On 6/30/13 11:02 AM, Philip Balister wrote:
On 06/30/2013 11:56 AM, Trevor Woerner wrote:
On 27 June 2013 10:08, Mark Hatle <mark.ha...@windriver.com> wrote:
See GNU Savannah bug 30612 -- make 3.82 is known to be broken.

A number of vendors are providing a modified version, so checking
for just the version string is not enough.  We also need to check
if the patch for the issue has been applied.  We use a modified
version of the reproduced to check for the issue.

Signed-off-by: Mark Hatle <mark.ha...@windriver.com>
---
+
+        if status != 0:
+            return "Your version of make 3.82 is broken. Please revert to 3.81 or 
install a patched version.\n"


Instead of returning an error and asking the user to manually update
their own 'make', wouldn't it be better if bitbake simply built its
own known-to-be-working -native version instead?
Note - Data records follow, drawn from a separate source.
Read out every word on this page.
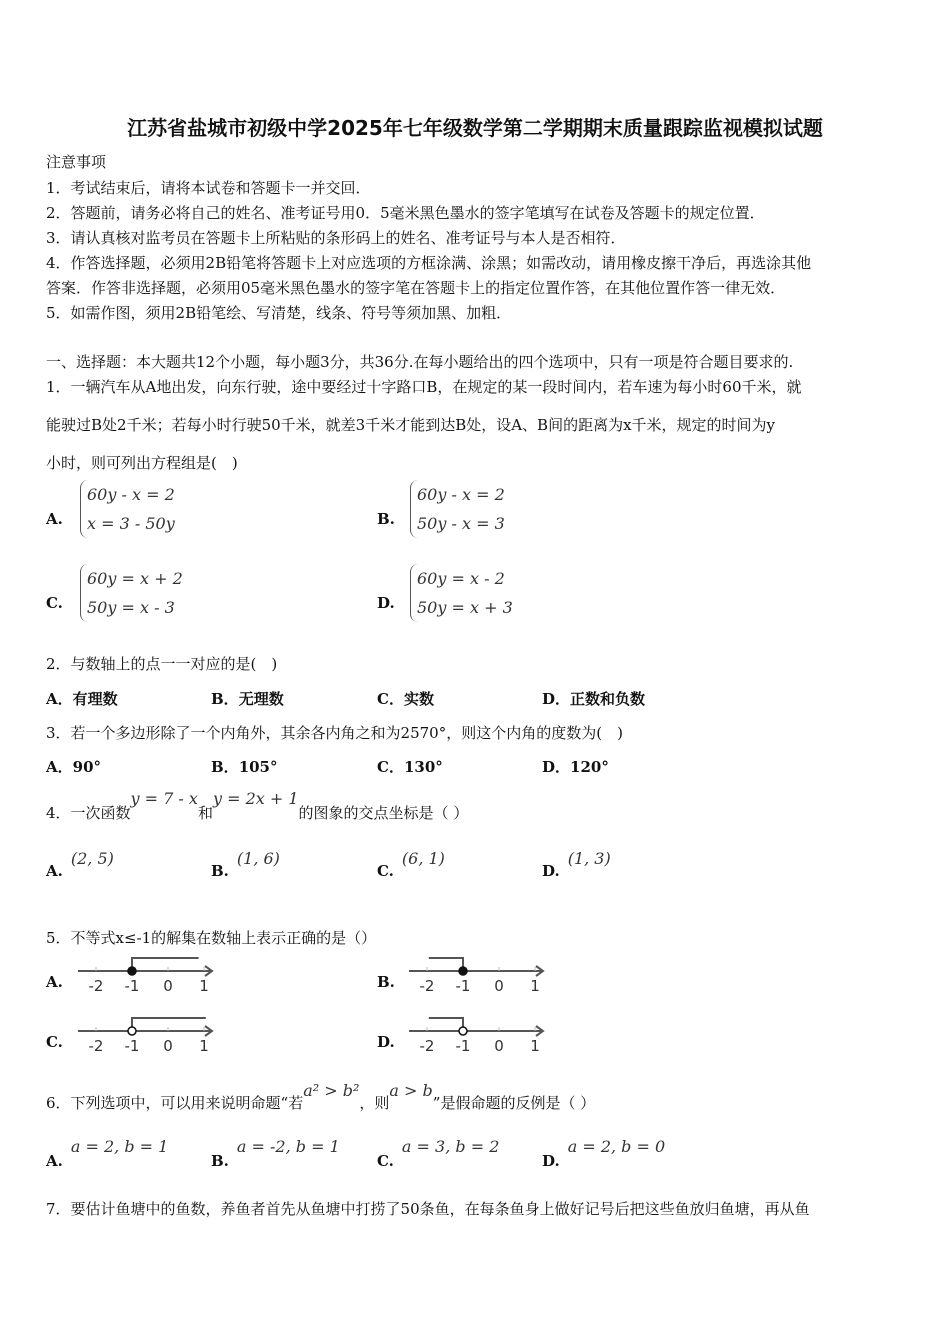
江苏省盐城市初级中学2025年七年级数学第二学期期末质量跟踪监视模拟试题
注意事项
1．考试结束后，请将本试卷和答题卡一并交回．
2．答题前，请务必将自己的姓名、准考证号用0．5毫米黑色墨水的签字笔填写在试卷及答题卡的规定位置．
3．请认真核对监考员在答题卡上所粘贴的条形码上的姓名、准考证号与本人是否相符．
4．作答选择题，必须用2B铅笔将答题卡上对应选项的方框涂满、涂黑；如需改动，请用橡皮擦干净后，再选涂其他
答案．作答非选择题，必须用05毫米黑色墨水的签字笔在答题卡上的指定位置作答，在其他位置作答一律无效．
5．如需作图，须用2B铅笔绘、写清楚，线条、符号等须加黑、加粗．
一、选择题：本大题共12个小题，每小题3分，共36分.在每小题给出的四个选项中，只有一项是符合题目要求的.
1．一辆汽车从A地出发，向东行驶，途中要经过十字路口B，在规定的某一段时间内，若车速为每小时60千米，就
能驶过B处2千米；若每小时行驶50千米，就差3千米才能到达B处，设A、B间的距离为x千米，规定的时间为y
小时，则可列出方程组是(　)
A.
60y - x = 2
x = 3 - 50y	B.
60y - x = 2
50y - x = 3
C.
60y = x + 2
50y = x - 3	D.
60y = x - 2
50y = x + 3
2．与数轴上的点一一对应的是(　)
3．若一个多边形除了一个内角外，其余各内角之和为2570°，则这个内角的度数为(　)
4．一次函数y = 7 - x和y = 2x + 1的图象的交点坐标是（ ）
5．不等式x≤-1的解集在数轴上表示正确的是（）
6．下列选项中，可以用来说明命题“若a² > b²，则a > b”是假命题的反例是（ ）
7．要估计鱼塘中的鱼数，养鱼者首先从鱼塘中打捞了50条鱼，在每条鱼身上做好记号后把这些鱼放归鱼塘，再从鱼
A．有理数	B．无理数	C．实数	D．正数和负数
A．90°	B．105°	C．130°	D．120°
A.(2, 5)
B.(1, 6)
C.(6, 1)
D.(1, 3)
A.a = 2, b = 1
B.a = -2, b = 1
C.a = 3, b = 2
D.a = 2, b = 0
A. -2 -1 0 1	B. -2 -1 0 1
C. -2 -1 0 1	D. -2 -1 0 1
In this way a good,
working version of 'make' could be installed in a potential SDK's
sysroot as well?

Is the broken version good enough to build a working version?

(Catching up on email after my vacation...)
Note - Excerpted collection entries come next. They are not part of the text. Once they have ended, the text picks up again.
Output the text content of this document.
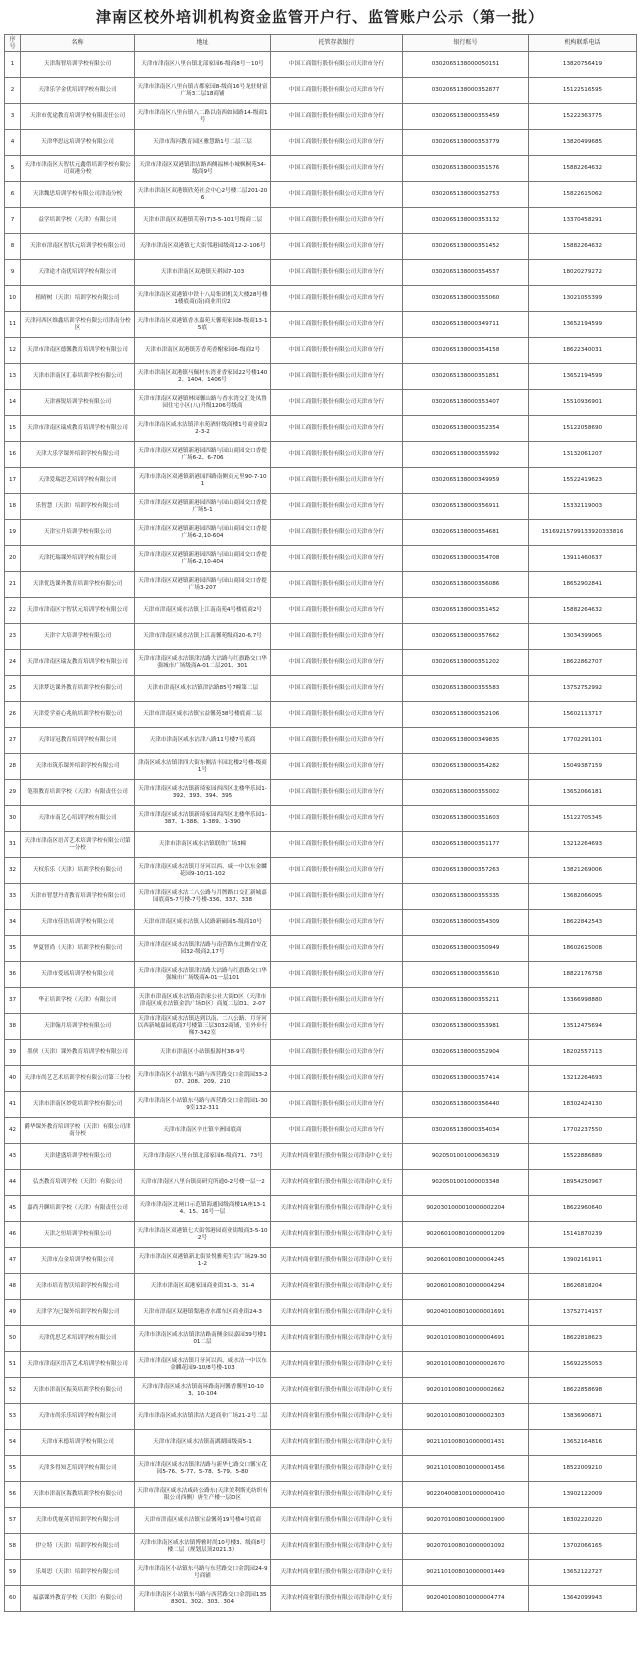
津南区校外培训机构资金监管开户行、监管账户公示（第一批）
序号	名称	地址	托管存款银行	银行账号	机构联系电话
1	天津海智培训学校有限公司	天津市津南区八里台镇北部家园6-级商8号－10号	中国工商银行股份有限公司天津市分行	0302065138000050151	13820756419
2	天津乐学金优培训学校有限公司	天津市津南区八里台镇吉都家园8-级商16号龙驻财富广场3二层18商铺	中国工商银行股份有限公司天津市分行	0302065138000352877	15122516595
3	天津市优途教育培训学校有限责任公司	天津市津南区八里台镇八二路以南西如园路14-级商1号	中国工商银行股份有限公司天津市分行	0302065138000355459	15222363775
4	天津华思远培训学校有限公司	天津市海河教育园区雅慧路1号二层三层	中国工商银行股份有限公司天津市分行	0302065138000353779	13820499685
5	天津市津南区天智状元鑫借培训学校有限公司双港分校	天津市津南区双港镇津沽路西侧福林小城枫桐苑34-级商9号	中国工商银行股份有限公司天津市分行	0302065138000351576	15882264632
6	天津魏思培训学校有限公司津南分校	天津市津南区双港镇欣苑社会中心2号楼二层201-206	中国工商银行股份有限公司天津市分行	0302065138000352753	15822615062
7	益学培训学校（天津）有限公司	天津市津南区双港镇芙蓉(7)3-5-101号级商二层	中国工商银行股份有限公司天津市分行	0302065138000353132	13370458291
8	天津市津南区智状元培训学校有限公司	天津市津南区双港镇七大街邻港园级商12-2-106号	中国工商银行股份有限公司天津市分行	0302065138000351452	15882264632
9	天津途才南优培训学校有限公司	天津市津南区双港镇天祺园7-103	中国工商银行股份有限公司天津市分行	0302065138000354557	18020279272
10	植晴树（天津）培训学校有限公司	天津市津南区双港镇中铁十八局集团机关大楼28号楼1楼底商(南)商业用房2	中国工商银行股份有限公司天津市分行	0302065138000355060	13021055399
11	天津河西区维鑫培训学校有限公司津南分校区	天津市津南区双港镇香水嘉苑天馨苑家园8-级商13-15底	中国工商银行股份有限公司天津市分行	0302065138000349711	13652194599
12	天津市津南区德馨教育培训学校有限公司	天津市津南区双港镇芳香苑香榭家园6-级商2号	中国工商银行股份有限公司天津市分行	0302065138000354158	18622340031
13	天津市津南区汇泰培训学校有限公司	天津市津南区双港镇马佩村东湾亚香家园22号楼1402、1404、1406号	中国工商银行股份有限公司天津市分行	0302065138000351851	13652194599
14	天津睿锐培训学校有限公司	天津市津南区双港镇林园馨山路与香水湾交汇处凤鲁园住宅小区(八)升级1206号级商	中国工商银行股份有限公司天津市分行	0302065138000353407	15510936901
15	天津市津南区瑞成教育培训学校有限公司	天津市津南区咸水沽镇洋水苑酒轩级商楼1号商业街22-3-2	中国工商银行股份有限公司天津市分行	0302065138000352354	15122058690
16	天津大乐学课外培训学校有限公司	天津市津南区双港镇新港园四路与园山商园交口香提广场6-2、6-706	中国工商银行股份有限公司天津市分行	0302065138000355992	13132061207
17	天津爱瑞思艺培训学校有限公司	天津市津南区双港镇新港园四路南侧贡元里90-7-101	中国工商银行股份有限公司天津市分行	0302065138000349959	15522419623
18	乐智慧（天津）培训学校有限公司	天津市津南区双港镇新港园四路与园山商园交口香提广场5-1	中国工商银行股份有限公司天津市分行	0302065138000356911	15332119003
19	天津宝升培训学校有限公司	天津市津南区双港镇新港园四路与园山商园交口香提广场6-2,10-604	中国工商银行股份有限公司天津市分行	0302065138000354681	15169215799133920333816
20	天津托瑞课外培训学校有限公司	天津市津南区双港镇新港园四路与园山商园交口香提广场6-2,10-404	中国工商银行股份有限公司天津市分行	0302065138000354708	13911460637
21	天津优选课外教育培训学校有限公司	天津市津南区双港镇新港园四路与园山商园交口香提广场3-207	中国工商银行股份有限公司天津市分行	0302065138000356086	18652902841
22	天津市津南区宇智状元培训学校有限公司	天津市津南区咸水沽镇上江南南苑4号楼底商2号	中国工商银行股份有限公司天津市分行	0302065138000351452	15882264632
23	天津宇大培训学校有限公司	天津市津南区咸水沽镇上江南馨苑级商20-6,7号	中国工商银行股份有限公司天津市分行	0302065138000357662	13034399065
24	天津市津南区瑞友教育培训学校有限公司	天津市津南区咸水沽镇津沽路大沽路与红旗路交口华强城市广场级商A-01二层201、301	中国工商银行股份有限公司天津市分行	0302065138000351202	18622862707
25	天津梦达课外教育培训学校有限公司	天津市津南区咸水沽镇津沽路85号7幢第二层	中国工商银行股份有限公司天津市分行	0302065138000355583	13752752992
26	天津爱学童心兆航培训学校有限公司	天津市津南区咸水沽镇宝益馨苑38号楼底商二层	中国工商银行股份有限公司天津市分行	0302065138000352106	15602113717
27	天津诗冠教育培训学校有限公司	天津市津南区咸水沽津八路11号楼7号底商	中国工商银行股份有限公司天津市分行	0302065138000349835	17702291101
28	天津市筑乐课外培训学校有限公司	津南区咸水沽镇津四大街东侧洁丰园北楼2号楼-级商1号	中国工商银行股份有限公司天津市分行	0302065138000354282	15049387159
29	笔墨教育培训学校（天津）有限责任公司	天津市津南区咸水沽镇新琦家园西四区北楼华乐园1-392、393、394、395	中国工商银行股份有限公司天津市分行	0302065138000355002	13652066181
30	天津市南艺心培训学校有限公司	天津市津南区咸水沽镇新琦家园西四区北楼华乐园1-387、1-388、1-389、1-390	中国工商银行股份有限公司天津市分行	0302065138000351603	15122705345
31	天津市津南区语苦艺术培训学校有限公司第一分校	天津市津南区咸水沽镇联欣广场3幢	中国工商银行股份有限公司天津市分行	0302065138000351177	13212264693
32	天权乐乐（天津）培训学校有限公司	天津市津南区咸水沽镇月牙河以西、咸一中以东金麟花园9-10/11-102	中国工商银行股份有限公司天津市分行	0302065138000357263	13821269006
33	天津市智慧丹青教育培训学校有限公司	天津市津南区咸水沽二八公路与月牌路口交汇新城嘉园底商5-7号楼-7号楼-336、337、338	中国工商银行股份有限公司天津市分行	0302065138000355335	13682066095
34	天津市佳语培训学校有限公司	天津市津南区咸水沽镇人民路新硕园5-级商10号	中国工商银行股份有限公司天津市分行	0302065138000354309	18622842543
35	华夏智尚（天津）培训学校有限公司	天津市津南区咸水沽镇津沽路与南营路东北侧香安花园32-级商2,17号	中国工商银行股份有限公司天津市分行	0302065138000350949	18602615008
36	天津市爱瑶培训学校有限公司	天津市津南区咸水沽镇津沽路大沽路与红旗路交口华强城市广场级商A-01一层101	中国工商银行股份有限公司天津市分行	0302065138000355610	18822176758
37	华正培训学校（天津）有限公司	天津市津南区咸水沽镇南浩家公社大街D区（天津市津南区咸水沽镇金浩广场D区）商厦二层D1、2-07	中国工商银行股份有限公司天津市分行	0302065138000355211	13366998880
38	天津翰月培训学校有限公司	天津市津南区咸水沽镇达到以南、二八公路、月牙河以西新城嘉园底商7号楼第三层3032商铺，室外步行梯7-342室	中国工商银行股份有限公司天津市分行	0302065138000353981	13512475694
39	墨侠（天津）课外教育培训学校有限公司	天津市津南区小站镇报源村38-9号	中国工商银行股份有限公司天津市分行	0302065138000352904	18202557113
40	天津市尚艺艺术培训学校有限公司第三分校	天津市津南区小站镇东马路与西营路交口金凯园33-207、208、209、210	中国工商银行股份有限公司天津市分行	0302065138000357414	13212264693
41	天津市津南区妙乾培训学校有限公司	天津市津南区小站镇东马路与西营路交口金凯园1-309室132-311	中国工商银行股份有限公司天津市分行	0302065138000356440	18302424130
42	爵华课外教育培训学校（天津）有限公司津南分校	天津市津南区辛庄镇辛洲园底商	中国工商银行股份有限公司天津市分行	0302065138000354034	17702237550
43	天津建盛培训学校有限公司	天津市津南区八里台镇北部家园6-级商71、73号	天津农村商业银行股份有限公司津南中心支行	9020501001000636319	15522886889
44	弘杰教育培训学校（天津）有限公司	天津市津南区八里台镇高研究所通0-2号楼一层一2	天津农村商业银行股份有限公司津南中心支行	9020501001000003348	18954250967
45	嘉尚升聊培训学校（天津）有限责任公司	天津市津南区北闸口示范镇海通园级商楼1A座13-14、15、16号一层	天津农村商业银行股份有限公司津南中心支行	9020301000010000002204	18622960640
46	天津之恒培训学校有限公司	天津市津南区双港镇七大街邻港园商业街级商3-5-102号	天津农村商业银行股份有限公司津南中心支行	9020601008010000001209	15141870239
47	天津市点金培训学校有限公司	天津市津南区双港镇新北街景悦雅苑生活广场29-301-2	天津农村商业银行股份有限公司津南中心支行	9020601008010000004245	13902161911
48	天津市培育智沃培训学校有限公司	天津市津南区双港家园商业街31-3、31-4	天津农村商业银行股份有限公司津南中心支行	9020601008010000004294	18626818204
49	天津学为已课外培训学校有限公司	天津市津南区双港镇梨港香水郡东区商业街24-3	天津农村商业银行股份有限公司津南中心支行	9020401008010000001691	13752714157
50	天津优思艺术培训学校有限公司	天津市津南区咸水沽镇津沽路南侧金辰嘉园39号楼101二层	天津农村商业银行股份有限公司津南中心支行	9020101008010000004691	18622818623
51	天津市津南区语苦艺术培训学校有限公司	天津市津南区咸水沽镇月牙河以西、咸水沽一中以东金麟花园9-10/8号楼-103	天津农村商业银行股份有限公司津南中心支行	9020101008010000002670	15692255053
52	天津市津南区振英培训学校有限公司	天津市津南区咸水沽镇南环路南河馨香馨里10-103、10-104	天津农村商业银行股份有限公司津南中心支行	9020101008010000002662	18622858698
53	天津市尚乐乐培训学校有限公司	天津市津南区咸水沽镇津沽大道商业广场21-2号二层	天津农村商业银行股份有限公司津南中心支行	9020101008010000002303	13836906871
54	天津市禾德培训学校有限公司	天津市津南区咸水沽镇南湖湖园级商5-1	天津农村商业银行股份有限公司津南中心支行	9021101008010000001431	13652164816
55	天津多得知艺培训学校有限公司	天津市津南区咸水沽镇津沽路与新华七路交口馨宝花园5-76、5-77、5-78、5-79、5-80	天津农村商业银行股份有限公司津南中心支行	9021101008010000001456	18522009210
56	天津市津南区海教培训学校有限公司	天津市津南区咸水沽咸砖公路东(天津美利斯光纺织有限公司西侧）唐生产楼一层D区	天津农村商业银行股份有限公司津南中心支行	9022040081001000000410	13902122009
57	天津市优视英语培训学校有限公司	天津市津南区咸水沽镇宝益馨苑19号楼4号底商	天津农村商业银行股份有限公司津南中心支行	9020701008010000001900	18302220220
58	伊立特（天津）培训学校有限公司	天津市津南区咸水沽镇博雅时尚10号楼3、级商8号楼二层（规划层顶2021.3）	天津农村商业银行股份有限公司津南中心支行	9020701008010000001092	13702066165
59	乐周思（天津）培训学校有限公司	天津市津南区小站镇东马路与东营路交口金凯园24-9号商铺	天津农村商业银行股份有限公司津南中心支行	9021101008010000001449	13652122727
60	福嘉课外教育学校（天津）有限公司	天津市津南区小站镇东马路与西营路交口金凯园1358301、302、303、304	天津农村商业银行股份有限公司津南中心支行	9020401008010000004774	13642099943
That is the primary issue, can we even trust the host system to work well enough to build a working version.

Second, there was recently a change to oe-core that got rid of all of the "bootstrap" builds, in favor of the 'buildtools'. For anyone with an old or broken system, they will need to download (or build) the buildtools.. install it and have it in their path prior to running oe-core.

This will provide the basic set of python, tar, git, and make that is needed for the build system.

On a "working" host, you can use bitbake buildtools-tarball to generate it.